Fears of widespread energy disruptions across the EU are subsiding as the continent prepares to enter the final month of the 2022/23 winter season with healthy gas stores and lower gas prices.
On February 2, EU regulators announced that the LNG reference price cap will be triggered if gas prices are at least €35/MWh higher than the LNG reference price and if front-month gas prices on the TTF surpass €180/MWh for three days. However, it appears increasingly unlikely that the measure will be enforced this winter season given that current front-month gas prices are nowhere near the €180/MWh mark needed to trigger the cap.
Nevertheless, gas prices are poised to increase slightly in the near-term due to colder temperatures that have been forecasted for southern and central Europe, with benchmark future prices expected to see their biggest increase since last December. Prices could also be pushed higher in the medium- to long-term due to increased LNG demand from China.
Metals manufacturers continue to benefit from low gas prices as more companies have begun to restart idled furnaces. Other companies are still forced to cut production to address rising costs at their facilities.
Gas storage levels remain sufficient despite colder weather
Colder temperatures in north-western Europe since the middle of January have caused the continent’s overall gas supplies to decline at a quicker pace compared to the first half of the winter season.
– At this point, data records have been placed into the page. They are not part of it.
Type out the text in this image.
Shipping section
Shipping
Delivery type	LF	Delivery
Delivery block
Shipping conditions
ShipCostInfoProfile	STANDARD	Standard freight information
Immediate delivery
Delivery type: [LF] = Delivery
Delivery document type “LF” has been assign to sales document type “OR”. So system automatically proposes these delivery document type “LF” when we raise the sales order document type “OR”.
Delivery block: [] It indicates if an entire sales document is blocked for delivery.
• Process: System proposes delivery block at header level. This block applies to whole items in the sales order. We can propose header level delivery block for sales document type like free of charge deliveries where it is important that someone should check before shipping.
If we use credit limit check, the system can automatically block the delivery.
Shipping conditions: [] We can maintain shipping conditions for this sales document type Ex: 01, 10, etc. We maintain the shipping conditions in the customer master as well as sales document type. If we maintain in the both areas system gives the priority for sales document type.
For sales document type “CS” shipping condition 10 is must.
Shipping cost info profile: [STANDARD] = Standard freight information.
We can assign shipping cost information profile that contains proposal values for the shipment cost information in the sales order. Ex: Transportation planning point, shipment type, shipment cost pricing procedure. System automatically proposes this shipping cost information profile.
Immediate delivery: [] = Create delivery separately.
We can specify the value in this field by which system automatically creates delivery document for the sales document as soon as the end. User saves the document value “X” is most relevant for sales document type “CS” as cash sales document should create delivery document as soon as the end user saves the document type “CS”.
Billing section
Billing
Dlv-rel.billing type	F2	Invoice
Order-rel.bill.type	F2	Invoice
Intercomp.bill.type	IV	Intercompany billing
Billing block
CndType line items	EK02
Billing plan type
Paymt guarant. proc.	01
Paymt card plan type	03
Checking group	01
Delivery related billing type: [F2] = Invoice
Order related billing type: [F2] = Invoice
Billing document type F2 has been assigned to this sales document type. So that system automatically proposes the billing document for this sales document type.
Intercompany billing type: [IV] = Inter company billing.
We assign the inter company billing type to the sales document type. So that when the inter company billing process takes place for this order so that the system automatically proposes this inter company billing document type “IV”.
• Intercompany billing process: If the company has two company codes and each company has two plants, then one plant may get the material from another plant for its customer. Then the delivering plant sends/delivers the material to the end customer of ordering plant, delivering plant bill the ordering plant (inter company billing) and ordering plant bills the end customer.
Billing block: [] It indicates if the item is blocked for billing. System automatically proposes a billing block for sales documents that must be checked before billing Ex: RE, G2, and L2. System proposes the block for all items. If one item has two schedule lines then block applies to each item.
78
However, gas stores continue to remain healthy as temperatures across the continent remained unseasonably warm on average.
In Germany, gas usage was lower than the average usage levels during the same time between 2018 and 2021. This prompted the national network regulator to warn that the country had failed to meet its natural gas savings targets over the last two weeks. However, gas supplies in Germany are still far above the government’s initial target for February 1, meaning that there is no imminent danger of shortages despite the uptick in demand.
French natural gas stores declined over the past two weeks as the country continues to face challenges repairing its aging fleet of nuclear reactors. French nuclear output remained lower than the five-year average on February 3 and capacity is expected to fall even further as another eight reactors are scheduled to go offline this month for repairs. Additionally, French nuclear output has also been affected by a series of nationwide general strikes against a planned pension reform, with at least seven nuclear power plants reporting drops in power production due to strikes by EDF technicians.
Winter weather remains unseasonably warm
Temperatures have been unseasonably warm throughout much of this winter season, which has suppressed heating demand and significantly reduced the risk of energy supply shortages in Europe.
For example, January is normally the coldest month of the year and thus the month with the highest heating demand, but demand remained well below normal levels. As of February 6, heating demand in Europe is running below the 10-year normal which is the third lowest demand of any year (through February 5) since 2000.